Guitar Attributes to Look for When Shopping: Beginner Buyer’s Guide
The first important decision you must make is what type of guitar you should. At this stage, there are no right or wrong choices, just preferences to fit your playing style. Try and think about the guitar artists you look up to and admire. Do they primarily use acoustic guitars or electric? Depending on your answer, you should choose the type that fits the style of music you want to play.
Or, if you know you are going to be playing a live show, you may want an instrument that can plug into a live setup. If you know you will be performing live shows, try going with either an electric or acoustic-electric option. Here are the different guitars you can choose from and some general information about their sounds and playability.
— Electric guitars are a bit more complicated than acoustic guitars. You require a cable and amplifier to play them properly. The sound that comes out of an electric guitar depends more on the pickups the guitar uses than anything else. Depending on what style of music you will be playing, electric guitars can be a high pick. They are far more versatile than acoustic guitars and can play genres like jazz, country, rock, and many more.

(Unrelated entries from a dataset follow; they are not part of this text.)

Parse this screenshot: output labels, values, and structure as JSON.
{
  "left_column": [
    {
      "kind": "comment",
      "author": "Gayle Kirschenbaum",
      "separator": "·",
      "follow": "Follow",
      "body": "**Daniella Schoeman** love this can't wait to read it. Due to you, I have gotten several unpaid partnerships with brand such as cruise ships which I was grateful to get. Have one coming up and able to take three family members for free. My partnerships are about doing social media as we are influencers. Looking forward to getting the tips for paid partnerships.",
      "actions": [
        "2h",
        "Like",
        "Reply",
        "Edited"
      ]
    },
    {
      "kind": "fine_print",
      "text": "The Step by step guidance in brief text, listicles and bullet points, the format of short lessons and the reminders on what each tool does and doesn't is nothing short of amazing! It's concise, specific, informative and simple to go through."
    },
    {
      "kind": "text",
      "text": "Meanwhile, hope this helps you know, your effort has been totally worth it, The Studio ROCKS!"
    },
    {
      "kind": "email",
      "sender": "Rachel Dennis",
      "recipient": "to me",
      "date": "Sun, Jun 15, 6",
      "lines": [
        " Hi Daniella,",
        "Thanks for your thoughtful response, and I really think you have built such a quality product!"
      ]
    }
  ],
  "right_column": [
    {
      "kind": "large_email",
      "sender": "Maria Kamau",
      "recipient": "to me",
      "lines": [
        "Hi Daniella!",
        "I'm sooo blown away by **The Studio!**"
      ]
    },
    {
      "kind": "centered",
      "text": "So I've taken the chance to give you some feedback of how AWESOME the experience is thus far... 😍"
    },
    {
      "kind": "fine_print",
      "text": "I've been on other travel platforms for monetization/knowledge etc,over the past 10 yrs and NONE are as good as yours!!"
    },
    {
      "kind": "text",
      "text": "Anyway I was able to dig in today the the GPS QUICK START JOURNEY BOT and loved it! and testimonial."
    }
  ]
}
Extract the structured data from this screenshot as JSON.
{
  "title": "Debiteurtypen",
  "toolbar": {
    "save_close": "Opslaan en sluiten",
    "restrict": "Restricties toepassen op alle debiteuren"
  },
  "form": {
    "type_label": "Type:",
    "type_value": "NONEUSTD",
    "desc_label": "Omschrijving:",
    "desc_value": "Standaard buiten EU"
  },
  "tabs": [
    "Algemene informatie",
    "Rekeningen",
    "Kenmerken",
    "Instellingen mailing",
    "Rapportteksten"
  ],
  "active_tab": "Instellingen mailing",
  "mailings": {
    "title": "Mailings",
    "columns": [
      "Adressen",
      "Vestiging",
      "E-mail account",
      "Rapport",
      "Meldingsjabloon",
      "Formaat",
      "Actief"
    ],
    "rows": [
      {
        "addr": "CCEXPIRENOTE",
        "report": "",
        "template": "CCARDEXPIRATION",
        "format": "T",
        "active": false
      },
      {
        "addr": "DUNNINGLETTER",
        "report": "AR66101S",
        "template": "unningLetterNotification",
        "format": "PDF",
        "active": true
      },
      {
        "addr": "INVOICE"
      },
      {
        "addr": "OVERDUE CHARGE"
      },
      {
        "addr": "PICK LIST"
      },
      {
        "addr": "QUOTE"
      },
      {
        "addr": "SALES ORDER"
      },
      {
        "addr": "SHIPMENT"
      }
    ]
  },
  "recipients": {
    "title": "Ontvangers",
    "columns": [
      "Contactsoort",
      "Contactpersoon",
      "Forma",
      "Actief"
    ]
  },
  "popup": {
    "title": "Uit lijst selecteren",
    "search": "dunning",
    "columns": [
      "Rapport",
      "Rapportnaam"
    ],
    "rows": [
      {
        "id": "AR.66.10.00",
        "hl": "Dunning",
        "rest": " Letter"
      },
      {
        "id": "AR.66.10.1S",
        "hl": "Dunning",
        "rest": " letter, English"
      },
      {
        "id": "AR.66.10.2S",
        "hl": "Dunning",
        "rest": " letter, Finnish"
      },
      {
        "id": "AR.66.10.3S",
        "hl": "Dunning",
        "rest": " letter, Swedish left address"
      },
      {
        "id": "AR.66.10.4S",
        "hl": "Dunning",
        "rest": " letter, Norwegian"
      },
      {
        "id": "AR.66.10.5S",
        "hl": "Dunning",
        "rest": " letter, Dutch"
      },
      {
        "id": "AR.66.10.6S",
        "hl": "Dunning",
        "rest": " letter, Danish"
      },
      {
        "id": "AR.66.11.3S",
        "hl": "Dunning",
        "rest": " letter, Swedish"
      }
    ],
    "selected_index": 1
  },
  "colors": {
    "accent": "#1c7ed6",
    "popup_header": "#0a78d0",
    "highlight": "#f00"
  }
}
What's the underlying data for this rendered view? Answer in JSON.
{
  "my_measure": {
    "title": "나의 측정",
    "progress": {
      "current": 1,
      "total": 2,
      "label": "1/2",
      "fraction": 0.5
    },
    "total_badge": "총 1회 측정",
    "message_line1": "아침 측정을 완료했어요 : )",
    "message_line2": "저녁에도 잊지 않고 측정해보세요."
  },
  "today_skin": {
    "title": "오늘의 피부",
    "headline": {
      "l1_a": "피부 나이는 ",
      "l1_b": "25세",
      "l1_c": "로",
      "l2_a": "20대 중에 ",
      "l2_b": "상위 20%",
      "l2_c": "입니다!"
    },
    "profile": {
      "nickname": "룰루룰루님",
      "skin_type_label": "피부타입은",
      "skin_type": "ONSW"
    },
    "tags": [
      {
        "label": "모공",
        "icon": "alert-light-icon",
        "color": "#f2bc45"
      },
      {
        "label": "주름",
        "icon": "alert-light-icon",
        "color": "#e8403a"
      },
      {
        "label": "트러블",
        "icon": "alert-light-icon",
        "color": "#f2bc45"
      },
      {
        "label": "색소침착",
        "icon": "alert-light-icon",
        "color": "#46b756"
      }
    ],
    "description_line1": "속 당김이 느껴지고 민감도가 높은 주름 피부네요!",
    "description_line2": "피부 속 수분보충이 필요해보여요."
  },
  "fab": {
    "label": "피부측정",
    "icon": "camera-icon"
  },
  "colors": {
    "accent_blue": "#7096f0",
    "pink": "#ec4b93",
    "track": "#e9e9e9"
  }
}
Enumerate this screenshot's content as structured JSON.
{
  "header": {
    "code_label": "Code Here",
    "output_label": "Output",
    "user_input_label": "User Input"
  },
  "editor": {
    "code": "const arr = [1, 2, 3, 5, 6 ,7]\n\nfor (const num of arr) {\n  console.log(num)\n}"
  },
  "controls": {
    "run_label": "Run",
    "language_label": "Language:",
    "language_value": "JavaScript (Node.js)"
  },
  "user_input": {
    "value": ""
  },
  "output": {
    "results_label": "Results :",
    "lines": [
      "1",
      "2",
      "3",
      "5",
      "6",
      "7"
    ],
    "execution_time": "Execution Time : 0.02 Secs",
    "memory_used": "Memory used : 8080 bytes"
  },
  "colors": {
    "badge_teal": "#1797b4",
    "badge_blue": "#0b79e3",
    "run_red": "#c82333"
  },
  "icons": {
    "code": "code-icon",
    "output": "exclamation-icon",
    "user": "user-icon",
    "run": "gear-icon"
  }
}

— Acoustic/electric hybrids typically feature the body of an acoustic guitar with the input capabilities of an electric guitar. Usually, the amplification system comes in the form of small mic pickups within the interior of the guitar. These guitars are beautiful because they can be used for stripped-down practice and live playing. Unfortunately, some of the pickup systems on the cheaper models are not very good. If you are thinking of an acoustic/electric hybrid, then consider investing some more money.
— Acoustic guitars use the principles of sound to amplify the music created by the instrument. Sound vibrations are heard in rich tones thanks to the hollowed out shape and the type of wood used. As such, you do not need to plug them in when playing. If you want simplicity out of your guitar, then you should look at acoustic guitars. Also, keep in mind that more heavy acoustic guitars produce more sound than smaller ones.
— While these guitars are often confused with acoustic guitars, they are very different. This difference is thanks to the nylon strings that the guitars use, instead of the steel variety. These strings produce a softer sound with more sweet undertones. Generally, if you prefer fingerpicking, then you cannot go wrong with these guitars. However, keep in mind that they are harder to restring, which may be an issue for beginners.
We hope this article has been helpful in your search for the best guitar for beginners. Whether you are getting an acoustic or electric, remember to not put too much pressure on yourself when shopping around. The “perfect” guitar is a bit of an unattainable myth among musicians. Everything will have something wrong with it. Luckily, there are plenty of affordable models that still sounds great for their price. So, go with the guitar that feels right. Then, if you want to upgrade in a few years, you can do that later.